Under the previous Government, new forms of charitable organisations evolved, and in fairness institutional forms will evolve over time. It takes time to create institutions; we have only to look at the construction of different forms within the private sector and other aspects of organisational theory.

It is also important to recognise the imbalance between bureaucracies on the one hand and charities, social enterprises and so on, on the other. Over the past 10 years, charities have in many ways been co-opted by the Government. If we look at the earned income of charities in 2000, we see that 40% came from statutory Government sources. Within just seven years, that percentage had risen to 52%. How does that help the independence of those institutions? How does it help to create resilience within them?

Not all charities are the same, however. The hon. Member for Ynys Môn (Albert Owen) heralded the women’s institute as the paragon of a big society organisation, but as Government Members know, women’s institutes do not claim Government money at all. Smaller charities have a far greater reliance than larger charities on individual donations: 64% of the income of very small charities comes from voluntary donations and private sources, and only 5% comes from statutory sources. For the large charities, those that are pretty good at cosying up to the Government, 34% comes from individual sources, and 38% comes from Government sources.

That mirroring of the state can also be seen in senior executive pay. On many occasions in the House, we have heard people talk about the growth in senior executive pay in local and national Government, and, as we look to the big society, people will have questions about whether the chief executive officer of Barnardo’s should be paid £166,000 a year, whether the chief executive of Action for Children should be paid £130,000 and whether we should really allow the chief executive of World Vision to sneak in at £99,994 a year without pointing to it. These are areas where we have to say that we need change. Do we see these social organisations as institutions in their own right or just as agents of the Government? If it is the former, we need to enhance their institutional strength.

I have some suggestions, many of which are already emanating from our Government. It is sometimes argued that giving people a tax deduction for their charitable donation will have the same result as gift aid, but I think we should change the system. People will respond more positively if they know they are going to get a tax deduction for their charitable donation. We do it for venture capital trust contributions and for the enterprise investment scheme, so why cannot we change the system to do it for charitable donations too? We need to look at ways of simplifying the rules and regulations. In particular, can we ease the rules on mergers and acquisitions between charities so that they can be done more effectively? Looking at the big society bank, can we ensure that we limit its scope to focus on those who are most important for society as a whole?

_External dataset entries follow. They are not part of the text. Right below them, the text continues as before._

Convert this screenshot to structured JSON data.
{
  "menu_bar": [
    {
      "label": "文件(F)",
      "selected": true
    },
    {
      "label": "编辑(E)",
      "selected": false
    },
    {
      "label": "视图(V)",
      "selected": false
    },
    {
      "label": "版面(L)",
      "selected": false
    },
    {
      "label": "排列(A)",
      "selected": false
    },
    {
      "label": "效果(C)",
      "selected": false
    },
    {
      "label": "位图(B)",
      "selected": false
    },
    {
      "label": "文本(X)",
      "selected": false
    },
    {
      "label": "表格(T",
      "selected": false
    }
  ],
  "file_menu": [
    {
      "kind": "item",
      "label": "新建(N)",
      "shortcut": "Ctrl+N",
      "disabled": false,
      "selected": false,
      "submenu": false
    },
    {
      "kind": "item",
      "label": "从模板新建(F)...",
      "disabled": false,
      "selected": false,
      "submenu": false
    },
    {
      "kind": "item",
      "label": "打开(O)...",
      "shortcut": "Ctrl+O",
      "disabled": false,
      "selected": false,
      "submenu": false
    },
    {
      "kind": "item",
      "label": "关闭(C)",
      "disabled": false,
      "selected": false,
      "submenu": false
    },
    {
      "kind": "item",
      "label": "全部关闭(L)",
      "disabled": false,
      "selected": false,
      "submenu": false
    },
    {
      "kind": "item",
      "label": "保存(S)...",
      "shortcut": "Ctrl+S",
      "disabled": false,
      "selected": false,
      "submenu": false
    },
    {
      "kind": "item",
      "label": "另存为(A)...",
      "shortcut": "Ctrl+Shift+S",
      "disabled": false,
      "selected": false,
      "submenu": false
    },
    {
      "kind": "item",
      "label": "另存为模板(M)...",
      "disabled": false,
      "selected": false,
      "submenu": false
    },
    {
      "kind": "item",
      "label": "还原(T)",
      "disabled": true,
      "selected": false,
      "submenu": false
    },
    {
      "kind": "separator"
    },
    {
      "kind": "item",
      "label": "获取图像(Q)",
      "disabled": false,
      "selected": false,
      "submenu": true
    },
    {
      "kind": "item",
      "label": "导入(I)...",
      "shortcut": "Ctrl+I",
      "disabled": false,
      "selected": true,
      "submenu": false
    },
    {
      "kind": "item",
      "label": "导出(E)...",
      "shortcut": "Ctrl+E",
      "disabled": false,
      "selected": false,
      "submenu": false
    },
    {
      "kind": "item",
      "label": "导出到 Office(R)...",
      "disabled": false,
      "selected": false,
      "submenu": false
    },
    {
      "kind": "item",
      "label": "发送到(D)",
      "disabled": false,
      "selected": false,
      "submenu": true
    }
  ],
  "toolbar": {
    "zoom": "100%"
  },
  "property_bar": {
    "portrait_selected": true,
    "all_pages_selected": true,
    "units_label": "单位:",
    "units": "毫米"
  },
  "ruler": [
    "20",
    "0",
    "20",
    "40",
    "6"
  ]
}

Most importantly, can we use this opportunity to create centres of excellence for non-profit bidding expertise? ConsortiCo in my constituency has brought together 35 charities to help them to bid for local government contracts. That is important, because many charities find it hard to access Government contracts. These organisations will become the platforms for outcome-based financing in future, and we need local centres of excellence to appear with their local government authorities in order to gain the experience of writing contracts that can be used for outcome-based financing. Fundamentally, the fight between charities and bureaucracies is not fair because bureaucracies hold all the cards. If we do not give charities the strengths to compete effectively with bureaucracies, we will not achieve the big society at this time.

It is a challenge for Conservative Members to implement the changes of the big society in this period of office, and it will govern and colour the context of our time. For Labour Members, however, the challenges are even more significant. As my hon. Friend the Member for Hereford and South Herefordshire (Jesse Norman) said, they have to decide whether they want to continue to move forward with the reform agents in social enterprises and charities or to remain as guardians of the status quo.